La malédiction des Rockers 1972 Riviera
Quel Rockeur patenté n'a pu résister à l'appel des guitares lâchées telles des fauves dès la première étincelle apparue avec Bill Haley, Jackie Brenston.
Depuis, la foire s'est agrandie au grand dam des conservateurs qui voient dans cette musique, un sacrilège que rien ne peut absoudre ! Le rôle du Rock est d'affranchir les générations brimées par leurs prédécesseurs. En France, le genre a été relégué au grenier de l'indifférence, du moins le disque que je vous présente ici, dont le tracklisting a été soigneusement corrigé dans sa version originelle.
"Long Tall Sally" annonce l'esprit de Au Bonheur des Dames, nous sommes en 1972 et cette cover peut paraître ridicule, il suffit de passer à "Eddie Sois Bon" et là encore, même critique.

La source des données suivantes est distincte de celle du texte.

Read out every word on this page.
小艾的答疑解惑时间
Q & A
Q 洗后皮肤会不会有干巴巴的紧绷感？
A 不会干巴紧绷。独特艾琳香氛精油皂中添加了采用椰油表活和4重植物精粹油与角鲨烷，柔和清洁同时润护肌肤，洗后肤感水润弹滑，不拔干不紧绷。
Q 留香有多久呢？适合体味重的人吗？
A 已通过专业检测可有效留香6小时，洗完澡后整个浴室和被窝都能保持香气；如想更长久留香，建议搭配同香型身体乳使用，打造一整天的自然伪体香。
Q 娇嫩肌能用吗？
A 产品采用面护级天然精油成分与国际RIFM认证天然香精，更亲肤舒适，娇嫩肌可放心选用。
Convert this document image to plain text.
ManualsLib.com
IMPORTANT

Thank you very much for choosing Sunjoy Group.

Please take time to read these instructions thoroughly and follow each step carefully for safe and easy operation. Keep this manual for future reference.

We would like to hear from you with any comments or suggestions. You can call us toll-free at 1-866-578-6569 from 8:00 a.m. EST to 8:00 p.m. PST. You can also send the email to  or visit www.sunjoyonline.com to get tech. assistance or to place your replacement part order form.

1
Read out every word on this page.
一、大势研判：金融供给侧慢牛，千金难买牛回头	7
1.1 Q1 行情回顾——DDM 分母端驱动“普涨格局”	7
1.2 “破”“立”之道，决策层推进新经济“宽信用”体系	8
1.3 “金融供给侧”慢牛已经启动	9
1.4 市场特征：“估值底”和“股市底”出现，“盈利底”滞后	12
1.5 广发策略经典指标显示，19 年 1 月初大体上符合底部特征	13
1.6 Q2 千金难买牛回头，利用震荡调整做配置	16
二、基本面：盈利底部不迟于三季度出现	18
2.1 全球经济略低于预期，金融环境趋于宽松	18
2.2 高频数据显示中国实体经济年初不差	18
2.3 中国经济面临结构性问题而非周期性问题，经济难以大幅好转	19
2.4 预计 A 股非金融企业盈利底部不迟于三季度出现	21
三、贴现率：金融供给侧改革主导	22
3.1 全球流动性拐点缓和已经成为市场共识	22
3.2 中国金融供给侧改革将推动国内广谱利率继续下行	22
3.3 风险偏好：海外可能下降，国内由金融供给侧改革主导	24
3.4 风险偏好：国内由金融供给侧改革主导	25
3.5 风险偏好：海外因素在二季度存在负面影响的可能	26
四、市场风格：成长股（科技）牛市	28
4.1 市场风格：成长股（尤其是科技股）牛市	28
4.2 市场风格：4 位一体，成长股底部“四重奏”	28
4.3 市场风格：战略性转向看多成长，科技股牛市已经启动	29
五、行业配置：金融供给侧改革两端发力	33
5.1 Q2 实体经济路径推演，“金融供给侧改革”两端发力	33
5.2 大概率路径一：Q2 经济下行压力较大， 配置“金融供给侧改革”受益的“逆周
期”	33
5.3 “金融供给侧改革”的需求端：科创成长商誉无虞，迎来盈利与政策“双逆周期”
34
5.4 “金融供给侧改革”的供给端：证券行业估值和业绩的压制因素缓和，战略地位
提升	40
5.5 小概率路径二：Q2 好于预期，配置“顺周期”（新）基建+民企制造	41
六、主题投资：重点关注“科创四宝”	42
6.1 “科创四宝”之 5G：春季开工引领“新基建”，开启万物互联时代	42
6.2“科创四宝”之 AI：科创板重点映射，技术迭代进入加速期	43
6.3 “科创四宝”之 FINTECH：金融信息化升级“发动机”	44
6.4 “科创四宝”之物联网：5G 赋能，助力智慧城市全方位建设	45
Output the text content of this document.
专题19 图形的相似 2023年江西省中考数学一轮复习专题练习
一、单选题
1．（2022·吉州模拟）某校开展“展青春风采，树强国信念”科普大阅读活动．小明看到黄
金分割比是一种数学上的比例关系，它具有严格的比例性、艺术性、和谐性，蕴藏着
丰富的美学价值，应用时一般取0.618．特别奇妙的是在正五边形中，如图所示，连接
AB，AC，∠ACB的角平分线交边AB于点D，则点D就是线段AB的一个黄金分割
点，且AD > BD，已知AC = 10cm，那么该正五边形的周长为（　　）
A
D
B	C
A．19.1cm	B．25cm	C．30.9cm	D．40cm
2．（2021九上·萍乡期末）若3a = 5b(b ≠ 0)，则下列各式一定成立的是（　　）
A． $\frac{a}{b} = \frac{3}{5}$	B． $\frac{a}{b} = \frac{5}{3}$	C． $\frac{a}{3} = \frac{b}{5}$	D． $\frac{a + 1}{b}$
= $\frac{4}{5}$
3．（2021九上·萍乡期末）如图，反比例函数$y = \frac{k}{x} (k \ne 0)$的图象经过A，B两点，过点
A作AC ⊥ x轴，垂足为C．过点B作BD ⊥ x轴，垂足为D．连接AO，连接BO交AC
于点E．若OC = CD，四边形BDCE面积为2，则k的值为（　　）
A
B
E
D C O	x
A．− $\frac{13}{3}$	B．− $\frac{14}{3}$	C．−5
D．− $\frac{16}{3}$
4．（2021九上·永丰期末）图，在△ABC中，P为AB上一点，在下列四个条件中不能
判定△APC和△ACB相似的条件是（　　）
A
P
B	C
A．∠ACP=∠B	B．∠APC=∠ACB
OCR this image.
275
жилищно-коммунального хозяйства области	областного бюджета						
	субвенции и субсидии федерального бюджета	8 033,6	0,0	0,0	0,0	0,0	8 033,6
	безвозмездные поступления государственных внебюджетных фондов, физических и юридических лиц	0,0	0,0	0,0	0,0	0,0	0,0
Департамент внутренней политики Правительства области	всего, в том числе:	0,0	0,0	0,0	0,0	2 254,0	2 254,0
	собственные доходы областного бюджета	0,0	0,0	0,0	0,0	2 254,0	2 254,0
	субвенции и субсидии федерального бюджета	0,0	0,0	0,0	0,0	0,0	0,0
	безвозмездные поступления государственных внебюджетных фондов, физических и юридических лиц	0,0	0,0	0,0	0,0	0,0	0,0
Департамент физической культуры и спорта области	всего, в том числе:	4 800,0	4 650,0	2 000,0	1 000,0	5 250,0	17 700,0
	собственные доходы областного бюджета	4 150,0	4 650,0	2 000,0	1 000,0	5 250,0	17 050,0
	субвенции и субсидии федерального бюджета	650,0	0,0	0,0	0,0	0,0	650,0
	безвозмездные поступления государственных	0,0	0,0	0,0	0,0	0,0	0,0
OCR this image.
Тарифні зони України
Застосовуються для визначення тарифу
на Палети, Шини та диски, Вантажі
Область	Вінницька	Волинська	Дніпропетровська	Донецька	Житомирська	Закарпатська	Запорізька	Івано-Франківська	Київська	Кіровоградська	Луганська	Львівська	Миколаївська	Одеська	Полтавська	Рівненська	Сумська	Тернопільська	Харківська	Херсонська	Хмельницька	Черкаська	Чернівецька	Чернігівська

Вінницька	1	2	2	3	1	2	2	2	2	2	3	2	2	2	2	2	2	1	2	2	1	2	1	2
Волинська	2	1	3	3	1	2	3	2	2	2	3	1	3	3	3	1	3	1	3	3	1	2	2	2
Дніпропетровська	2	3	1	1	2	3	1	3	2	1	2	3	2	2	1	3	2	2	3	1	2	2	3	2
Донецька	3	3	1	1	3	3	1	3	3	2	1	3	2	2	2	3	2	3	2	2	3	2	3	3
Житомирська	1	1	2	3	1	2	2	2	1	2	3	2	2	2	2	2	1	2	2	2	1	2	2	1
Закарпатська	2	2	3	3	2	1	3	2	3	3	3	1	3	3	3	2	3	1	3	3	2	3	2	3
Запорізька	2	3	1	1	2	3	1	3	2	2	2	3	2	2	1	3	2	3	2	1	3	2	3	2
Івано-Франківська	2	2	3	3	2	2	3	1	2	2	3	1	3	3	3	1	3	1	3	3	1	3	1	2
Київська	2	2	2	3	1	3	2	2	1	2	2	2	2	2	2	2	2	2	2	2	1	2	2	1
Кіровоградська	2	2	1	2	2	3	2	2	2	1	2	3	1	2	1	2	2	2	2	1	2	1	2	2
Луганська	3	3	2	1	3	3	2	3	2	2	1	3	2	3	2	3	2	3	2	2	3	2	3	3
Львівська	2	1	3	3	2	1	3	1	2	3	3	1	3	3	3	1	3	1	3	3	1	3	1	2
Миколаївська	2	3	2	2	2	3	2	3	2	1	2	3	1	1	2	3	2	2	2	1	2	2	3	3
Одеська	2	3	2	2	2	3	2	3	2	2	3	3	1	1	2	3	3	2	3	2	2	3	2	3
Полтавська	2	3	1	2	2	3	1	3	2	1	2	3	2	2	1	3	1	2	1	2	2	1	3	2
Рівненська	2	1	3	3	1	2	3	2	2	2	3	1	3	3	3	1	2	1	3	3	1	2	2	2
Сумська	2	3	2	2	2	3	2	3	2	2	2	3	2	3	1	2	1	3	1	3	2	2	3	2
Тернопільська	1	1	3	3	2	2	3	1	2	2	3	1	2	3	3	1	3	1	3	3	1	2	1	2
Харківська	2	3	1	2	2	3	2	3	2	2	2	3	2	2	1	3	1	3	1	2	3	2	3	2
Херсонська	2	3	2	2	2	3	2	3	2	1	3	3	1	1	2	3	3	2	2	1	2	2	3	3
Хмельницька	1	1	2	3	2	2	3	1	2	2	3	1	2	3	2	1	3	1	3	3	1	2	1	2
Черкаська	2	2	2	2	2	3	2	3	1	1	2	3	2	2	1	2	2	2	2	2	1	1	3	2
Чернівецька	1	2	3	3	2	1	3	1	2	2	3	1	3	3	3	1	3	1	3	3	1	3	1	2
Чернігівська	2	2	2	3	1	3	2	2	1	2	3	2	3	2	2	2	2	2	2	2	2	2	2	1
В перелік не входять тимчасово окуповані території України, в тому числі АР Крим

Pour la petite histoire, Dominique Blanc-Francard - ingénieur du son - rejoint la fanfare au Moog sur la composition "Les chemins du paradis". Et si je vous disais qu'au chant on y retrouve un certain Georges Ohanessian, cela ne vous dira rien. Mais si je précise, qu'il s'agit du fondateur de Elvis Platiné ( L'Idole Des Travailleurs) et de Jo Corbeau.
En provenance de Marseille, ville où le rock a vécu ses années charnières durant les 70's, il est l'instigateur de plusieurs projets musicaux dont le très osé " J'aime l'OM".
Revenons à ce disque, " C'est pas sérieux" l'on reconnaît qu'il s'agit d'un hommage à Gene Vincent, jusqu'au grand final féérique.
Le 33 tours est resté célèbre pour ses interludes.